Education versus Technology

I work at the technology-education interface. Most of my day is spent in thinking about how to use technology to expand access to education and to enhance our capabilities to educate. 

Sometimes, I look at the other side of the equation: How education may help spread the use of technology and enable more people to benefit from new technology.

An early convert to the Internet, I rarely thought about an education to confront technology. 

Until recently, that is.

But I am increasingly uneasy about what technology does. It's quite clear what Facebook can do, and often does: Shape our daily lives and make us dance to the tune of some shadowy master! WhatsApp can take over our every waking moment and drown us in hate-filled cacophony. Google can box us into echo chambers of our queries. Then there are others, like Oracle, who thrives on an empire built around our data. For me, it looks like a prison of mirrors, where our every little move is observed, repeated and studied eternally, from which there is no conceivable escape.

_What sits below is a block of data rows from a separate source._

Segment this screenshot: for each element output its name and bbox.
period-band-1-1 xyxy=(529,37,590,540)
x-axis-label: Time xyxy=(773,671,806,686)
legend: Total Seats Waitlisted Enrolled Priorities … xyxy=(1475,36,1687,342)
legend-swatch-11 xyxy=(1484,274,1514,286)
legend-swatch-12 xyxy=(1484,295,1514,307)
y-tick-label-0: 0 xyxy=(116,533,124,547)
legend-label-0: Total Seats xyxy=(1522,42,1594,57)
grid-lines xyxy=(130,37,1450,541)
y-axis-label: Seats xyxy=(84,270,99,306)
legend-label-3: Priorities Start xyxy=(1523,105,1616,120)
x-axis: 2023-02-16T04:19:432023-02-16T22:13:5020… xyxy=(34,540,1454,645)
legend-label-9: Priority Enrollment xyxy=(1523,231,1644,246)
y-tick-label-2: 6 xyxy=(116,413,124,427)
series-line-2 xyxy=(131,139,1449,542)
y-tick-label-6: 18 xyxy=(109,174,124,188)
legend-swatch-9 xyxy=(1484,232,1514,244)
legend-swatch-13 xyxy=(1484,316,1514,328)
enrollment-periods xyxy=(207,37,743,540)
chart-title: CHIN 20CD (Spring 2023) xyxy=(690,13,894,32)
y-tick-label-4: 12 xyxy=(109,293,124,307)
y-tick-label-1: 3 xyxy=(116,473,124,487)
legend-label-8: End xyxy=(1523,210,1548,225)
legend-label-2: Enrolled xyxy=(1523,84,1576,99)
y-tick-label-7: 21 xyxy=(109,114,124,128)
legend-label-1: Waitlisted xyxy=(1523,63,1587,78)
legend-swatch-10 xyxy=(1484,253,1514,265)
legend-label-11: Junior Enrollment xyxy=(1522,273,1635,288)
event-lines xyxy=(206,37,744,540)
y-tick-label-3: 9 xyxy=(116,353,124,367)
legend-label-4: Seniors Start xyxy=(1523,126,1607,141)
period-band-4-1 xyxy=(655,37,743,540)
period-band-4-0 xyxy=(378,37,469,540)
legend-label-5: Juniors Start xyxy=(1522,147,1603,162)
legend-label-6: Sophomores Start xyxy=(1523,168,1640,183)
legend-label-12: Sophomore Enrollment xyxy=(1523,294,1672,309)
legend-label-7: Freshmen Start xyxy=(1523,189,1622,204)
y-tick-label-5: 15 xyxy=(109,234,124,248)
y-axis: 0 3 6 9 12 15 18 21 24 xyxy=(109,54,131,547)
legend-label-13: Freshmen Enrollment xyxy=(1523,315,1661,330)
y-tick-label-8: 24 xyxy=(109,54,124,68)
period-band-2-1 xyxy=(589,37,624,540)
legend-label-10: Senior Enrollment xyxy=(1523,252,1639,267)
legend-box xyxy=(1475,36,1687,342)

In reality, it's worse. Technology aims to do a lot more: Instead of following our demands, it shapes our desires; it doesn't just predict, it manipulates. We live from one technology-enabled nudge to another and live through cycles of emotion shaped by technology. The silicon valley and its followers elsewhere may have maintained the rhetoric of the early computing, but their business models allow none of the idealism of the hacker generation. It's wolf in wolf's garb - there is no way to mistake its intentions.

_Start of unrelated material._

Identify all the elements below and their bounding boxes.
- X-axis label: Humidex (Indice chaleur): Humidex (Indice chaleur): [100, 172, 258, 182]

Visual Capitalist: The data ecosystemAt this point, as I see it, education may have a role beyond the facilitation of technology absorption. And, this is not just about teaching people 'crap detection' (which Howard Rheingold thinks is a key skill today) because it's not just the content that's a problem. As we know now, some of the platforms themselves are. It's no longer about spotting fake news but also to struggle against mind-control technologies of great sophistication, such as Facebook or being conscious of one's own digital footprint (see The Visual Capitalist's excellent presentation of the personal data ecosystem graphic above, or here).

We expect education to do a lot of things for us: To build our character, to make us free, to enable us to participate in society and become economically productive. Being able to make sense of the technologies of the day and to be able to use it productively were always part of education's brief. But education as a defensive mechanism is new. Going forward, an educated person will not be one who is just ready to use technology for productive purposes; an educated person will be one who can engage with technology as a fully conscious being and withstand its many traps and temptations. 

I shall argue that this needs conscious commitment in education - that of critical engagement with technology - and given that this would go deep into personal habits territory, this is not an easy game. Yet, this is one of the most crucial task ahead in education - an essential aspect of character-building in the 21st century - though 'critical consumption of technology' is yet to show up on anyone's soft skills list yet.